Case 1: A 68-year-old woman presented with two weeks of memory loss and was found to have an enhancing right frontal hemorrhagic lesion with convexity subarachnoid hemorrhages. Patient underwent resection of the mass. Steroids were initiated but rapidly discontinued due to adverse effects. Two years later, she presented with aphasia, hallucinations, and memory concerns. She was found to have recurrent right frontal hemorrhage with new curvilinear enhancement throughout stable superficial siderosis. Pathology from the resection was reviewed, showing beta-amyloid deposition within the parenchymal vessels with perivascular inflammation. She was started on mycophenolate mofetil for concern for CAAri. After 3 months of treatment, she reported improvement with her MOCA increasing from 12 to 23 out of 30.

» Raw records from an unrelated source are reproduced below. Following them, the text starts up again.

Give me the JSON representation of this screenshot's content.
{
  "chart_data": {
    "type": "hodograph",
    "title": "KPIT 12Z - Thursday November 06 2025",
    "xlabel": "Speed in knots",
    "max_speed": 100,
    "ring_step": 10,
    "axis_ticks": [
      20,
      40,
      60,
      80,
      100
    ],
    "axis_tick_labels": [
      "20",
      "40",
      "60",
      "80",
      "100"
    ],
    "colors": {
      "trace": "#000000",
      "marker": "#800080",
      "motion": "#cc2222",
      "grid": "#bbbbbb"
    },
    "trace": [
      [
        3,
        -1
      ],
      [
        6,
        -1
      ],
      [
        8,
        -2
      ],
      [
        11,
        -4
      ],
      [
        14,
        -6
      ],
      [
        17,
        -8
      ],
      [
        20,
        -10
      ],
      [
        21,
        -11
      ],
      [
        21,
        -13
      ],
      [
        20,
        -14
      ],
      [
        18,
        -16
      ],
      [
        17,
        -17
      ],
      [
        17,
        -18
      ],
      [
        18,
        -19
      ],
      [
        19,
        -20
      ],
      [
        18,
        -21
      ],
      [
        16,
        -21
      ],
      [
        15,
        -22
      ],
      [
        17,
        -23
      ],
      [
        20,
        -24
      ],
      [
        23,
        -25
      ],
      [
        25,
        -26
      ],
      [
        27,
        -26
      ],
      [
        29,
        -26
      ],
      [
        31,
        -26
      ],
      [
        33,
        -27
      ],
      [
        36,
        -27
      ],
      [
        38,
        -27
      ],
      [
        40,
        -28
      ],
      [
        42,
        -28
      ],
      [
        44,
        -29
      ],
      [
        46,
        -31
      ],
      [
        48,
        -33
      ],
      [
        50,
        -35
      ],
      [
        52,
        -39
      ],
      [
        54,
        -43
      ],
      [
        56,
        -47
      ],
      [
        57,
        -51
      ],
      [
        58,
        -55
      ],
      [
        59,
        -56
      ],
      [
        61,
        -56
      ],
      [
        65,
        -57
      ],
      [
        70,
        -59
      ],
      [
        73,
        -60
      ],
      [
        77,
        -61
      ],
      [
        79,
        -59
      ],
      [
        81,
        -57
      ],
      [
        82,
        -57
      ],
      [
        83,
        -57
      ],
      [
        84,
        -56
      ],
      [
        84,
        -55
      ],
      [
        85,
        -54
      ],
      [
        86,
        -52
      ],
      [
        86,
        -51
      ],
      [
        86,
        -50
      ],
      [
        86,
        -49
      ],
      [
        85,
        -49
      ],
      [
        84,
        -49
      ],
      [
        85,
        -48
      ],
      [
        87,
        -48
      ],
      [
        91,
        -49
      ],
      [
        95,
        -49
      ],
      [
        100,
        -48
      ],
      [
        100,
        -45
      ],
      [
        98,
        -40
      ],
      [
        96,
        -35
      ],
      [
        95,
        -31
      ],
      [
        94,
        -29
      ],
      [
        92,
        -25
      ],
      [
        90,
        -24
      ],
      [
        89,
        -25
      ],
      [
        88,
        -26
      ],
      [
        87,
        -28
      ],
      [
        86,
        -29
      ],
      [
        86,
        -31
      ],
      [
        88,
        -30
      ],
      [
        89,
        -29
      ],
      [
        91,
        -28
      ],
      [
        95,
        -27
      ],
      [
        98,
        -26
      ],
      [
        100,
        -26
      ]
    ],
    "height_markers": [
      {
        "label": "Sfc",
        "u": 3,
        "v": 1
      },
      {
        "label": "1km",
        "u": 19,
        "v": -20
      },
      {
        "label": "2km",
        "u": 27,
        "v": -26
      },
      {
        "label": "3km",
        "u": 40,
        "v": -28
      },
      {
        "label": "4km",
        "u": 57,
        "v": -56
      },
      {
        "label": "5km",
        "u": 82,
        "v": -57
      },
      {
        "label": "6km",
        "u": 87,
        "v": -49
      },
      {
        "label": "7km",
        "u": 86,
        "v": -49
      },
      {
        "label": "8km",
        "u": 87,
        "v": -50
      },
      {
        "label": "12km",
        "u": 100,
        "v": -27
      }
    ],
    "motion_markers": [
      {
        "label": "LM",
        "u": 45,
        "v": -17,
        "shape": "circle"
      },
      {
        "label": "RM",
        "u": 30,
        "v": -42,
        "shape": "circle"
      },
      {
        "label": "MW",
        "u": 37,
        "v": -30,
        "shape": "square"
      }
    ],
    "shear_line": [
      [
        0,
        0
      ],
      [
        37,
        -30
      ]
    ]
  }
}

Case 2: A 74-year-old man presented with one week of headache after an episode of left upper extremity ataxia. MRI showed right-sided leptomeningeal enhancement with underlying gyral edema. Lumbar puncture was significant for mixed pleocytosis of 135 cells with elevated protein of 87. He was treated with IV acyclovir and later oral prednisone with clinical and radiographic improvement after the latter. One year after the initial presentation, the patient had recurrence of leptomeningitis. Leptomeningeal biopsy demonstrated beta-amyloid deposition throughout the leptomeningeal and cortical vessels with nonspecific perivascular macrophages indicative of chronic inflammation. He was initiated on mycophenolate mofetil.

Conclusions:

Both patients were treated for alternative diagnoses prior to diagnosis via biopsy (hemorrhagic tumor, VZV meningitis). CAAri can be distinguished from non-inflammatory CAA by the presence of headache, neuropsychiatric symptoms, and seizure. CAAri is often treatable with immunotherapy, and therefore a high level of suspicion for the condition must be maintained.